Clinton and Schmidt at a 2014 Google event just days after the Groundwork was incorporated. / Photo Credit: Quartz
Then after that first meeting, Schmidt made his massive offer.
“Let’s assume a total budget of about $1.5Billion, with more than 5000 paid employees and million(s) of volunteers. The entire startup ceases operation four days after November 8, 2016,” Schmidt wrote in another email to Podesta.
This massive donation was never officially made on the books, but it could have very well been made behind the scenes. Either way, after this email exchange, Schmidt began to use his influence in Silicon Valley to help the Clinton campaign.
Wikileaks Podesta Emails
“Key is the development of a single record for a voter that aggregates all that is known about them. In 2016 smart phones will be used to identify, meet, and update profiles on the voter….[q]uite a bit of software is to be developed to match digital identities with the actual voter file with high confidence. Its important that all the player in the campaign work at cost and there be no special interests in the financing structure,” Schmidt wrote, proposing audits to ensure no one was earning money on the sly. “The rules of the audit should include caps on individual salaries and no investor profits from the campaign function. (For example, this rule would apply to me.)” Schmidt said in one of his emails.
Eric Schmidt, former Google CEO and current chair of Google’s parent company, Alphabet, touched on many issues during his visit to MIT, including self-driving cars, the state of computer science research, and artificial intelligence in health care. / Photo Credit: Jason Dorfman/MIT CSAIL
In the discussions between Schmidt and the Clinton campaign, he requested a meeting with former president Bill Clinton.
Google executives were very displeased by the results of the election, knowing that they had placed their bet on the losing team.
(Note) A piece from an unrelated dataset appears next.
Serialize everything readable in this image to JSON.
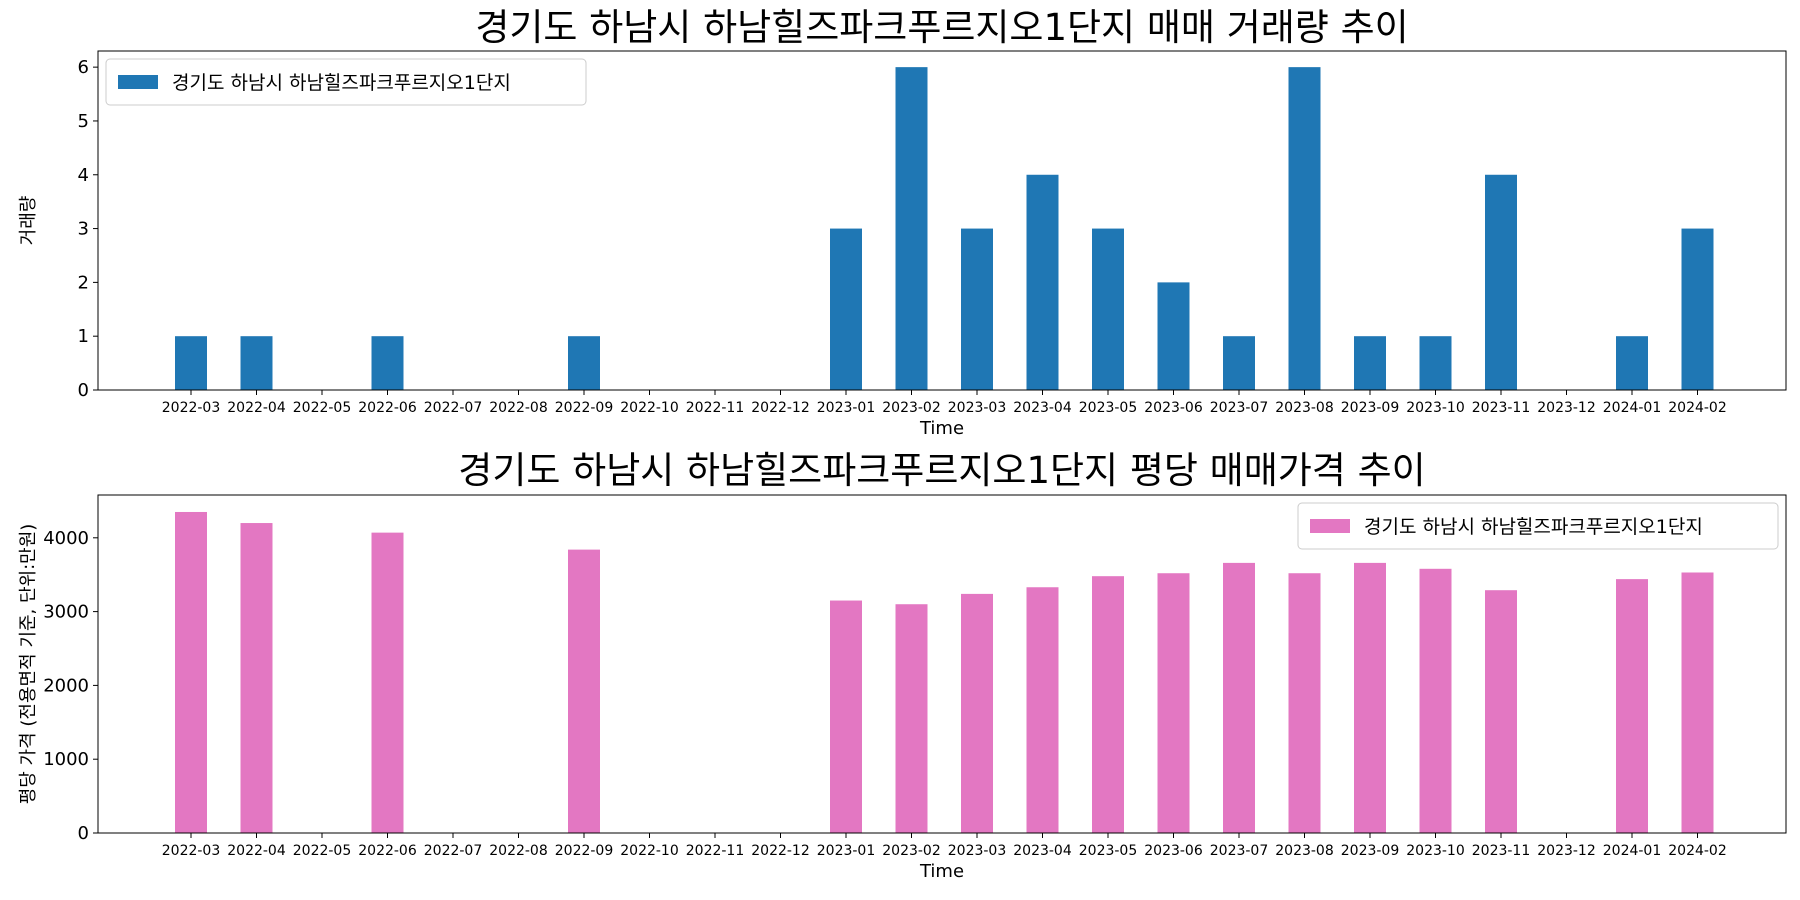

Last year, a video was leaked showing Google executives expressing their disappointment and disgust with the results of the election.
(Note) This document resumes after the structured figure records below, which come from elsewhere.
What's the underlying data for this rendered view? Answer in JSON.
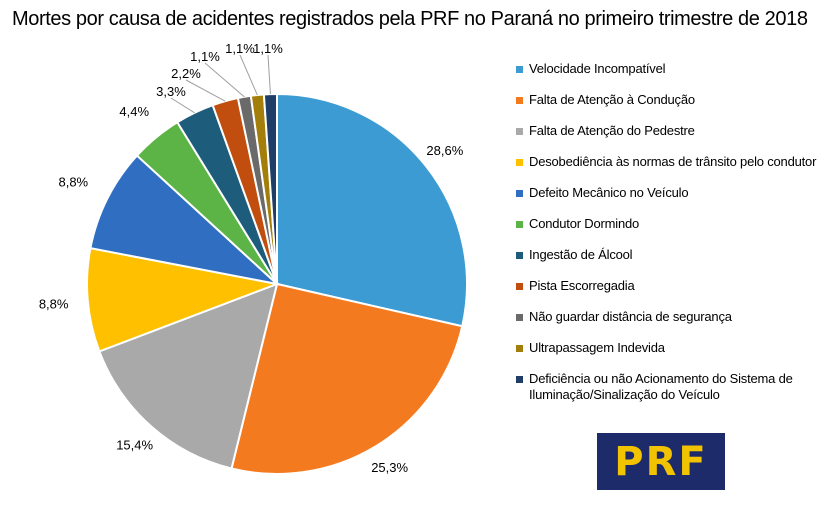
{
  "title": "Mortes por causa de acidentes registrados  pela PRF no Paraná  no primeiro trimestre de 2018",
  "logo_text": "PRF",
  "chart_data": {
    "type": "pie",
    "title": "Mortes por causa de acidentes registrados  pela PRF no Paraná  no primeiro trimestre de 2018",
    "legend_position": "right",
    "categories": [
      "Velocidade Incompatível",
      "Falta de Atenção à Condução",
      "Falta de Atenção do Pedestre",
      "Desobediência às normas de trânsito pelo condutor",
      "Defeito Mecânico no Veículo",
      "Condutor Dormindo",
      "Ingestão de Álcool",
      "Pista Escorregadia",
      "Não guardar distância de segurança",
      "Ultrapassagem Indevida",
      "Deficiência ou não Acionamento do Sistema de Iluminação/Sinalização do Veículo"
    ],
    "values": [
      28.6,
      25.3,
      15.4,
      8.8,
      8.8,
      4.4,
      3.3,
      2.2,
      1.1,
      1.1,
      1.1
    ],
    "labels": [
      "28,6%",
      "25,3%",
      "15,4%",
      "8,8%",
      "8,8%",
      "4,4%",
      "3,3%",
      "2,2%",
      "1,1%",
      "1,1%",
      "1,1%"
    ],
    "colors": [
      "#3d9bd3",
      "#f47a20",
      "#a9a9a9",
      "#ffc000",
      "#2f6ec0",
      "#5cb346",
      "#1e5c7c",
      "#c14e0f",
      "#6a6a6a",
      "#a47e0a",
      "#1f3d66"
    ]
  }
}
Sergey Brin, Google’s co-founder and now president of parent company Alphabet said in the video that, “As an immigrant, a refugee, I certainly find this election deeply offensive, and I know many of you do too.”
He said that the election results show that “so many people apparently don’t share many of the values that we have.”
Google Chief Financial Officer Ruth Porat said that the election was a “massive kick in the gut.” She said that if Clinton was elected, she would be able to “use the great strength and resources and reach we have to continue to advance really important values.”
It is likely that Google was expecting Clinton to win, which would give them access to the White House, since their contribution would have guaranteed the support of the administration.